Safari Books OnlineAs a consultant, I am constantly called on to reach out and expand my technical horizons and I try to keep up on the technology treadmill.  As a result, I am a voracious reader, picking up books on whatever I am interested in learning at moment.  I have boxes of books on everything from assembly language to Perl to advanced C++ stored in two states.  

Well, not any more.

Earlier this month, I purchased a corporate (tax deductible) all-you-can-eat library subscription of Safari O'Reilly Online.  For one modest per-seat subscription fee, I get searchable access to electronic copies of technical books published by O'Reilly, Addison-Wesley, Sams, Prentice Hall, Que, Cisco, Microsoft, Peachpit, John Wiley & Sons, and more. 

Although I generally shy away from leases or subscriptions, a quick check at my amazon purchases showed me that I would be better off purchasing a subscription (Amazon Prime is $79 per year alone).  And I'm glad I did.  It has turned out to be one of the most useful purchases I have made this year.  

As an added benefit, I will no longer have to deal with the added headache of generating expense reports because I used a personal credit card to purchase a technical book, or the reconciling the transactions on a credit statement, or figuring out where to put the book when I am done with it.

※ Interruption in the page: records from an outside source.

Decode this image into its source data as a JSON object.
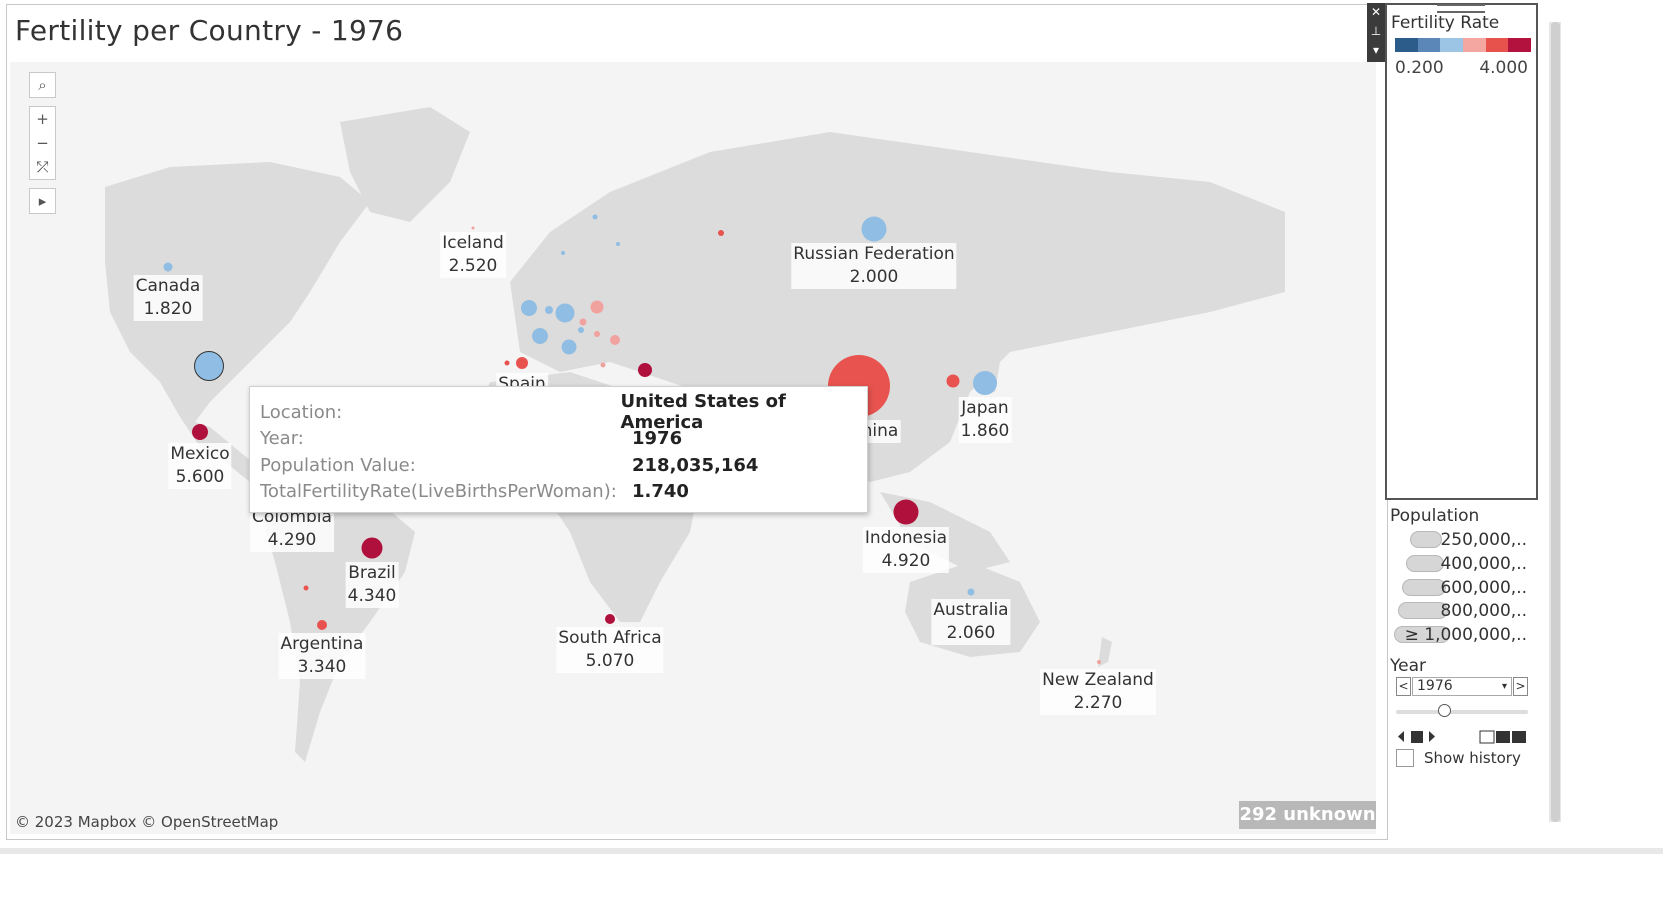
{
  "title": "Fertility per Country - 1976",
  "attribution": "© 2023 Mapbox © OpenStreetMap",
  "unknown_badge": "292 unknown",
  "map_tools": {
    "search": "⌕",
    "zoom_in": "+",
    "zoom_out": "−",
    "reset": "⤱",
    "expand": "▸"
  },
  "control_strip": {
    "close": "✕",
    "pin": "⊥",
    "menu": "▾"
  },
  "colors": {
    "ramp": [
      "#2b5c8a",
      "#5a86b8",
      "#9cc4e4",
      "#f4a6a0",
      "#e8524d",
      "#b3123e"
    ],
    "blue": "#8fbde3",
    "light_red": "#f0a29e",
    "red": "#e8534f",
    "dark_red": "#b0103c"
  },
  "chart_data": {
    "type": "map",
    "title": "Fertility per Country - 1976",
    "color_legend": {
      "title": "Fertility Rate",
      "min": "0.200",
      "max": "4.000"
    },
    "size_legend": {
      "title": "Population",
      "items": [
        "250,000,..",
        "400,000,..",
        "600,000,..",
        "800,000,..",
        "≥ 1,000,000,.."
      ]
    },
    "labeled_countries": [
      {
        "name": "Canada",
        "value": "1.820"
      },
      {
        "name": "Iceland",
        "value": "2.520"
      },
      {
        "name": "Russian Federation",
        "value": "2.000"
      },
      {
        "name": "Japan",
        "value": "1.860"
      },
      {
        "name": "Mexico",
        "value": "5.600"
      },
      {
        "name": "Colombia",
        "value": "4.290"
      },
      {
        "name": "Brazil",
        "value": "4.340"
      },
      {
        "name": "Argentina",
        "value": "3.340"
      },
      {
        "name": "South Africa",
        "value": "5.070"
      },
      {
        "name": "Indonesia",
        "value": "4.920"
      },
      {
        "name": "Australia",
        "value": "2.060"
      },
      {
        "name": "New Zealand",
        "value": "2.270"
      },
      {
        "name": "Spain",
        "value": ""
      },
      {
        "name": "China",
        "value": ""
      }
    ]
  },
  "tooltip": {
    "rows": [
      {
        "key": "Location:",
        "value": "United States of America"
      },
      {
        "key": "Year:",
        "value": "1976"
      },
      {
        "key": "Population Value:",
        "value": "218,035,164"
      },
      {
        "key": "TotalFertilityRate(LiveBirthsPerWoman):",
        "value": "1.740"
      }
    ]
  },
  "year_filter": {
    "title": "Year",
    "value": "1976",
    "prev": "<",
    "next": ">",
    "caret": "▾",
    "show_history": "Show history"
  }
}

For example, this month a client handed down an edict that all script development (build scripts, testing scripts, etc.,) must be in Python because of cross platform compatibility issues.  No problem, except I needed to write a test application that would query a remote web service, parse XML, and test for expected and exceptional data.  Normally, I would have coded up a quick and dirty application that leveraged C/C++ and libcurl, or Perl. 

However, the client wanted to be able to run the test code under windows and Linux without compiling various libraries -- only Python.  As a result, I need to quickly learn just enough Python to be dangerous.  Within minutes I was reading through various Python books and was able to quickly cobble together a simple application to do what I needed.  

Further, I was able to search into Python Cookbook by Alex Martelli, and cut and paste a simple yet elegant script that would search and replace text in a file making a simple application that would generate classes, XML files from template files.

Within the scope of a few hours I had wrapped up the task.   

Free would have been better

Some libraries (such as San Francisco Library) offer Safari Online access for free.  Most of these offer a web interface (library card required) that you can connect to via the Internet.  Unfortunately, I don't reside in an area that has a library with a subscription.